Что и говорить, этот Иешуа Га-Ноцри — не совсем обычный человек. Однако эта сцена все же не дает достаточных оснований для того, чтобы прийти к выводу, что он — Мессия, Христос, Сын Божий. Он сказал: «Мучения твои сейчас кончатся, голова пройдет». И, судя по всему, головная боль, терзавшая Пилата, действительно тотчас же прекратилась. Но совершенно не обязательно считать это чудом. Может быть, тут подействовала просто умная и тактичная психотерапия. Так же можно объяснить и все прочие чудеса, которые явил Пилату в самом начале их знакомства бродячий философ Иешуа Га-Ноцри. Немного наблюдательности, ну и, конечно, сочувствие, сострадание, доброта. Вот, собственно, и вся разгадка чуда. Положительно, у нас есть все основания считать, что этот Иешуа — никакой не Сын Божий, а такой же человек, как и мы с вами, сын неизвестных родителей, подкидыш, нищий из Эн-Сарида.
Как видим, «Евангелие от Булгакова» не совпадает с каноническими Евангелиями. Более того — оно преисполнено весьма ядовитой иронии, целящей прямо и непосредственно в автора одного из канонических Евангелий:
— Эти добрые люди… ничему не учились и все перепутали, что я говорил. Я вообще начинаю опасаться, что путаница эта будет продолжаться очень долгое время. И все из-за того, что он неверно записывает за мной… Ходит, ходит один с козлиным пергаментом и непрерывно пишет. Но я однажды заглянул в этот пергамент и ужаснулся. Решительно ничего из того, что там записано, я не говорил…
— Кто такой? — брезгливо спросил Пилат и тронул висок рукой.
— Левий Матвей, — охотно объяснил арестант, — он был сборщиком податей, и я с ним встретился впервые на дороге в Виффагии…

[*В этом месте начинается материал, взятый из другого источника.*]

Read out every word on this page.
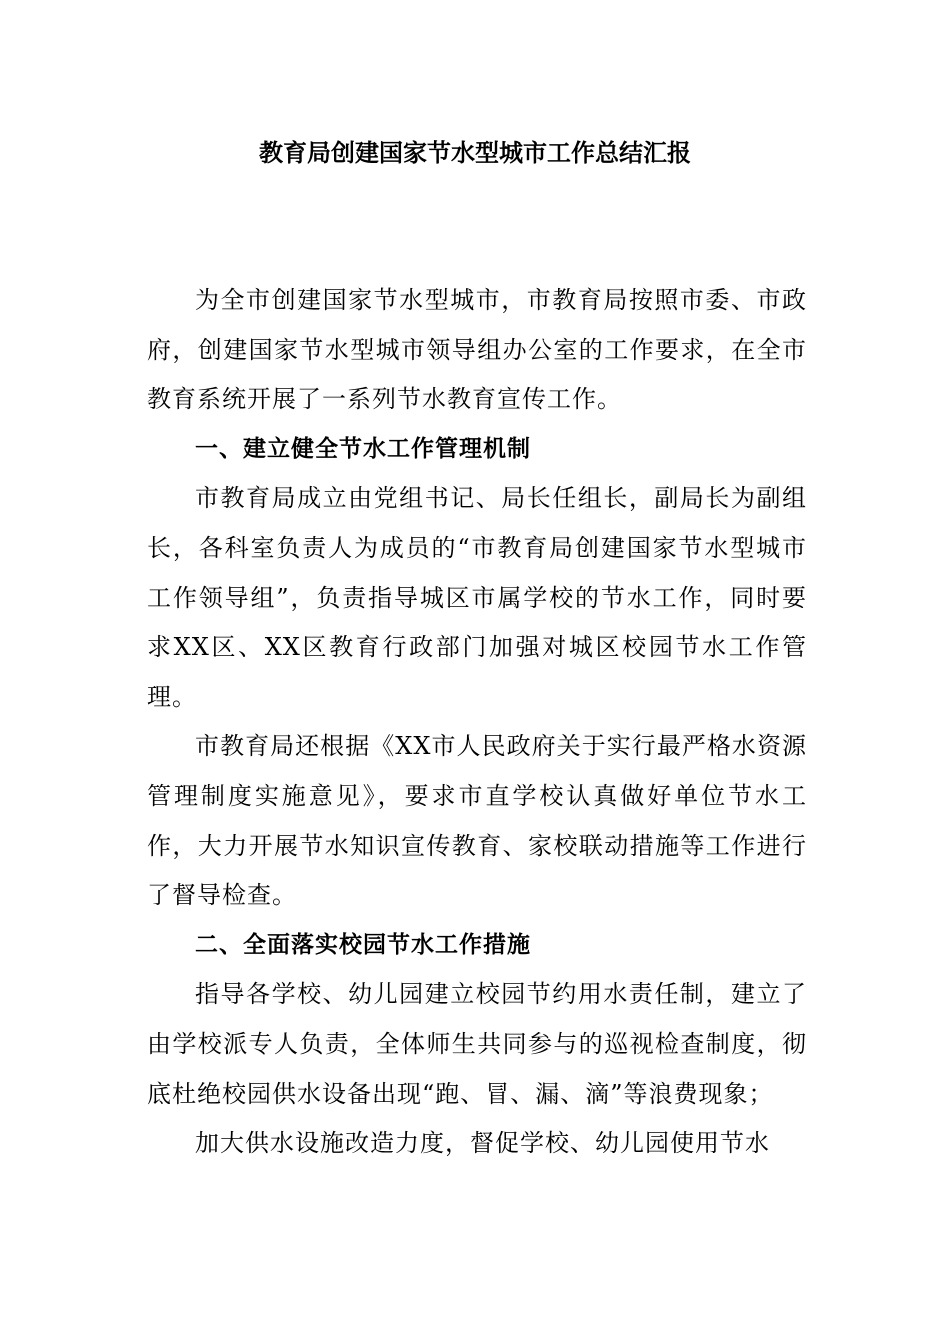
教育局创建国家节水型城市工作总结汇报

为全市创建国家节水型城市，市教育局按照市委、市政府，创建国家节水型城市领导组办公室的工作要求，在全市教育系统开展了一系列节水教育宣传工作。

一、建立健全节水工作管理机制

市教育局成立由党组书记、局长任组长，副局长为副组长，各科室负责人为成员的“市教育局创建国家节水型城市工作领导组”，负责指导城区市属学校的节水工作，同时要求XX区、XX区教育行政部门加强对城区校园节水工作管理。

市教育局还根据《XX市人民政府关于实行最严格水资源管理制度实施意见》，要求市直学校认真做好单位节水工作，大力开展节水知识宣传教育、家校联动措施等工作进行了督导检查。

二、全面落实校园节水工作措施

指导各学校、幼儿园建立校园节约用水责任制，建立了由学校派专人负责，全体师生共同参与的巡视检查制度，彻底杜绝校园供水设备出现“跑、冒、漏、滴”等浪费现象；

加大供水设施改造力度，督促学校、幼儿园使用节水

Если перевести смысл тех сцен романа, где действует Иешуа Га-Ноцри, с языка образов на язык ясных и четких формулировок, у нас получится примерно следующее:
— Да, я не настаиваю на том, что Иисус был Сын Божий. Я готов допустить, что он был просто человек, как мы все. Но разве это что-нибудь меняет? Ведь мы только что убедились, что он действительно знает истину. И как бы то ни было, истина все равно с ним. А если это так, не все ли нам равно, кто он: Сын Божий или сын человеческий?
Жизнь и смерть Иисуса Христа — «величайшая тема, которая представляется искусству», — говорит у Толстого в «Анне Карениной» художник Михайлов.
Дело тут не в том, что сюжет этот представляет особый интерес для художников своим внутренним драматизмом или какими-либо иными, чисто эстетическими свойствами.
Жизнь и смерть Иисуса Христа навсегда пребудет величайшей темой, какая только может представиться искусству, по той простой причине, что это — главное событие мировой истории.
Если национальному эгоизму суждено возобладать в человечестве, — тогда всемирная история не имеет смысла и христианство напрасно являлось на земле.
В этом рассуждении особенно замечательно то, что две эти формулы — «Христианство напрасно являлось на земле» и «Всемирная история не имеет смысла» — для автора абсолютно синонимичны, поскольку он исходит из того, что христианство — это и есть то, что внесло в мировую историю смысл.
Вероятно, из этого же исходил и Гегель, назвав явление Христа осью мировой истории.